But there's something required beforehand: definining what this or that is. It's not really a subjective process, but it certainly isn't objective either.

Before you can decide whether or not William the Conqueror's invasion of the British Isles was a good or a bad thing, you first need a description of how the invasion was carried out and "all" the consequences. But there is no "objective" or "clear cut" version of this. What do you include? What do you exclude?

2 comments

Oh, I meant subjective in terms of your own perspective (informed by world view and life experiences). However you can fit the square pegs into your own round holes.

Regardless, I suppose the bigger point I want to make is the truth for non clear cut things is only as true as the number of people that co-sign it. If there’s simply more people on one side, welp, that’s that. That’s the truth, as far as we know.

Right or wrong or true or false are almost not even in the equation (enter the conspiracy theorist).

I don’t know, based on what I just said, what do you believe?

You see?

This reminds me of how historians trying to find out about the historical Jesus have come up with some (objective?) criteria about what to accept as true.

Examples:

* Multiple attestation. Do we have multiple independent sources telling us the same thing?

* Contextual credibility. Do people behave in a way that's plausible given their setting (the languages they spoke, what they knew at the time).

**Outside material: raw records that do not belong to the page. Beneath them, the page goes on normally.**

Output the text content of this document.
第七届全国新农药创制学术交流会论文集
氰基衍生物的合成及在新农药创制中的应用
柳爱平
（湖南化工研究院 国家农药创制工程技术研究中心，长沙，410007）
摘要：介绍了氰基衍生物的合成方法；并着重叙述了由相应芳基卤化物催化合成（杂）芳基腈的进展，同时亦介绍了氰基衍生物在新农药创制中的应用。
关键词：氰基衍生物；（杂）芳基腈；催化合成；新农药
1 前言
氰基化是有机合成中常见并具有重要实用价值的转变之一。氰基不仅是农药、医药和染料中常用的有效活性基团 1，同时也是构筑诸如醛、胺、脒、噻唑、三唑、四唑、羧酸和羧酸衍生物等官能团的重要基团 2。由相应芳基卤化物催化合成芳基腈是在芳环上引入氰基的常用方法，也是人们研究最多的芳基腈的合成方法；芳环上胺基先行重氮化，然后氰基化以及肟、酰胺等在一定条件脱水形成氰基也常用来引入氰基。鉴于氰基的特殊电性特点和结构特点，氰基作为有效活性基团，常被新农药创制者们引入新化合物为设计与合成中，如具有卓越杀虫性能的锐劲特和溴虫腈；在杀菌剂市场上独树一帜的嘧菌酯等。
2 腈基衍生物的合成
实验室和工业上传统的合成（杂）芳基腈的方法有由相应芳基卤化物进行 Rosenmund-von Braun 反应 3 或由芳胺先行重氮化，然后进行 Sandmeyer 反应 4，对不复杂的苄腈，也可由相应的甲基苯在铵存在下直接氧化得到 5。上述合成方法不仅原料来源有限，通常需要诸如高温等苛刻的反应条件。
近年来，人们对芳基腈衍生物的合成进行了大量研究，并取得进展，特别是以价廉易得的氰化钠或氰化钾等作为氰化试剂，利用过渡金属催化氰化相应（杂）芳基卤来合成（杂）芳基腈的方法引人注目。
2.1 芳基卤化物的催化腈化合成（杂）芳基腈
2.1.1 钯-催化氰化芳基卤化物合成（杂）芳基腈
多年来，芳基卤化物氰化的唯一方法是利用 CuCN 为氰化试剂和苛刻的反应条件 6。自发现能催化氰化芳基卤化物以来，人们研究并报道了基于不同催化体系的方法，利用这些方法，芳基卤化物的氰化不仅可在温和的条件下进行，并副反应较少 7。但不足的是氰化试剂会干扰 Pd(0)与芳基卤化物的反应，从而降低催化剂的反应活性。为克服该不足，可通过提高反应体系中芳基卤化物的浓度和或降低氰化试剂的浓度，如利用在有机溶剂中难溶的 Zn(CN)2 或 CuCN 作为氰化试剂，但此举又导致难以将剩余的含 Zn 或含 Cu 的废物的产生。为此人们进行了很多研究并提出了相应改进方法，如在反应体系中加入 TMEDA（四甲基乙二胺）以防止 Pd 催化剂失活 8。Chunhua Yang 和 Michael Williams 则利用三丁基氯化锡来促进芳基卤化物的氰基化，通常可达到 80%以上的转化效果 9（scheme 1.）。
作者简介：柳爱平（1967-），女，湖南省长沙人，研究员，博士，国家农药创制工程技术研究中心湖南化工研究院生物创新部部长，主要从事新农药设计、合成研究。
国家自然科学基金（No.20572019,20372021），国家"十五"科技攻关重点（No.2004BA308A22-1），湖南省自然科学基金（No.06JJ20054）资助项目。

* Embarrassment. Is this detail actually inconvenient for the person relaying it (and not the sort of thing they'd make up)?

see "Criteria of authenticity" in https://en.wikipedia.org/wiki/Quest_for_the_historical_Jesus

> invasion of the British Isles was a good or a bad thing

Why is this an important question at all?

Why is any question about history important?

I just plucked it out of the air as a historical event that took place a long time ago and occured in a culture with written history. It has no particular importance in the abstract (though the British and French do still seem to talk about it more than one would expect).